The project represented a relevant, contextual and sustainable 21st-century expansion to a 1759 Georgian building, which had already undergone significant changes throughout the Victorian and Edwardian periods: a 1890s portico, Arts and Crafts era operating theatres, nurses accommodation and chapel dating from 1906, and so on.

The upgraded building now accommodates 2,400 staff in an open-plan setting, council chambers and public event spaces. A six-storey extension integrates the original Georgian formal facades into the interior, and public realm improvements engage the public at street level; a work of extreme complexity.
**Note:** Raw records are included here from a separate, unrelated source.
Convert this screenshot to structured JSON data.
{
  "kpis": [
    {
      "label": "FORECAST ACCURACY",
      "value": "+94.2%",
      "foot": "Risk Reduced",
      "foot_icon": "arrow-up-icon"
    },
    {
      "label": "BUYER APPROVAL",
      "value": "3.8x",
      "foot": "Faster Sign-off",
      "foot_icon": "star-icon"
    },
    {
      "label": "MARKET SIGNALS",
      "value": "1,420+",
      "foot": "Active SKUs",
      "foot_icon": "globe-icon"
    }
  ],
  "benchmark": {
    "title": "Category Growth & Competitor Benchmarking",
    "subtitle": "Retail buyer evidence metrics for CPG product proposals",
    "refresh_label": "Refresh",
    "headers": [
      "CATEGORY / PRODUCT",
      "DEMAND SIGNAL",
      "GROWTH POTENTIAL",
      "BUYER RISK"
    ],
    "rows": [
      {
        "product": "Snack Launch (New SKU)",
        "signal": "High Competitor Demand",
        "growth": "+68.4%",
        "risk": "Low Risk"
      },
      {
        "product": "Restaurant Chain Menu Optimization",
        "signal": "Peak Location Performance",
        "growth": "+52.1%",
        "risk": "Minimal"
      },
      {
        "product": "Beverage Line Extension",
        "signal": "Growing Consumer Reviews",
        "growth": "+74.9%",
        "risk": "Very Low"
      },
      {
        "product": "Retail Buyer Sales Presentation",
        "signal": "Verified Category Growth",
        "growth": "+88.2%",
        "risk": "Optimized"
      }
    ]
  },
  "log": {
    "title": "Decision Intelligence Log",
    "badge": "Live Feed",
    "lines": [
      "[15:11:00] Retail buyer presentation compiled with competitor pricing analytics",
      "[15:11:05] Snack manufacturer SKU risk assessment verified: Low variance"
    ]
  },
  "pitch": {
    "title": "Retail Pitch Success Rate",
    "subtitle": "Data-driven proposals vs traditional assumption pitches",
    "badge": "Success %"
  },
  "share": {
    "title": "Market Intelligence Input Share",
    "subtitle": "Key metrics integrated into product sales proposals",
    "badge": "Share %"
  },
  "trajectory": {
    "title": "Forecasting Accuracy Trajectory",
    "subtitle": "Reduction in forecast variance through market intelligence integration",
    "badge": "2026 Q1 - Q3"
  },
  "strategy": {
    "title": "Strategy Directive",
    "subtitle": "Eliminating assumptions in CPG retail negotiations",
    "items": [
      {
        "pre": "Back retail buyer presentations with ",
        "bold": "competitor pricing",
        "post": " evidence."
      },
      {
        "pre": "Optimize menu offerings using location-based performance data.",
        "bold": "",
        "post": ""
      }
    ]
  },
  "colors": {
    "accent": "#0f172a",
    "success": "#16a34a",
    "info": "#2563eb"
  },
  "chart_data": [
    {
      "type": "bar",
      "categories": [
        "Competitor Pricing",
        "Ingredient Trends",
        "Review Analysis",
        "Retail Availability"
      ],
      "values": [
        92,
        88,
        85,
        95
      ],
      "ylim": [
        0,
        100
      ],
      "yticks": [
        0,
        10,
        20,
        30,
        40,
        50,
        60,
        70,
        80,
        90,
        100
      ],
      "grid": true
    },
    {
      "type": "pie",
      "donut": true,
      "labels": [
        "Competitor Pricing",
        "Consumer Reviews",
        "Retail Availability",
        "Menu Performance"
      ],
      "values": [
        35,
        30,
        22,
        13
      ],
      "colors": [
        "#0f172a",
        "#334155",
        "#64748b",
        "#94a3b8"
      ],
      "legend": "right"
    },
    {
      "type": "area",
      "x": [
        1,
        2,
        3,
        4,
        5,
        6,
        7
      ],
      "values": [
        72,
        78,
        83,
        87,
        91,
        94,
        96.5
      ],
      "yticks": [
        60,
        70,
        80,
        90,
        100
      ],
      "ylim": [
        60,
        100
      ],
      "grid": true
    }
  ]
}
Finally, what of office staff in architecture practices? How can we make their lives easier? According to AEC lead Joe Emanuele, LOM Architects and Santander have utilised CMap project management tools in their construction ventures, which offer strategies for budgeting, risk assessment, resource planning and cash flow management. When these fundamental business operations run smoothly under the bonnet, architects are freed up to do what they do best – designing buildings with perform for clients and occupants alike.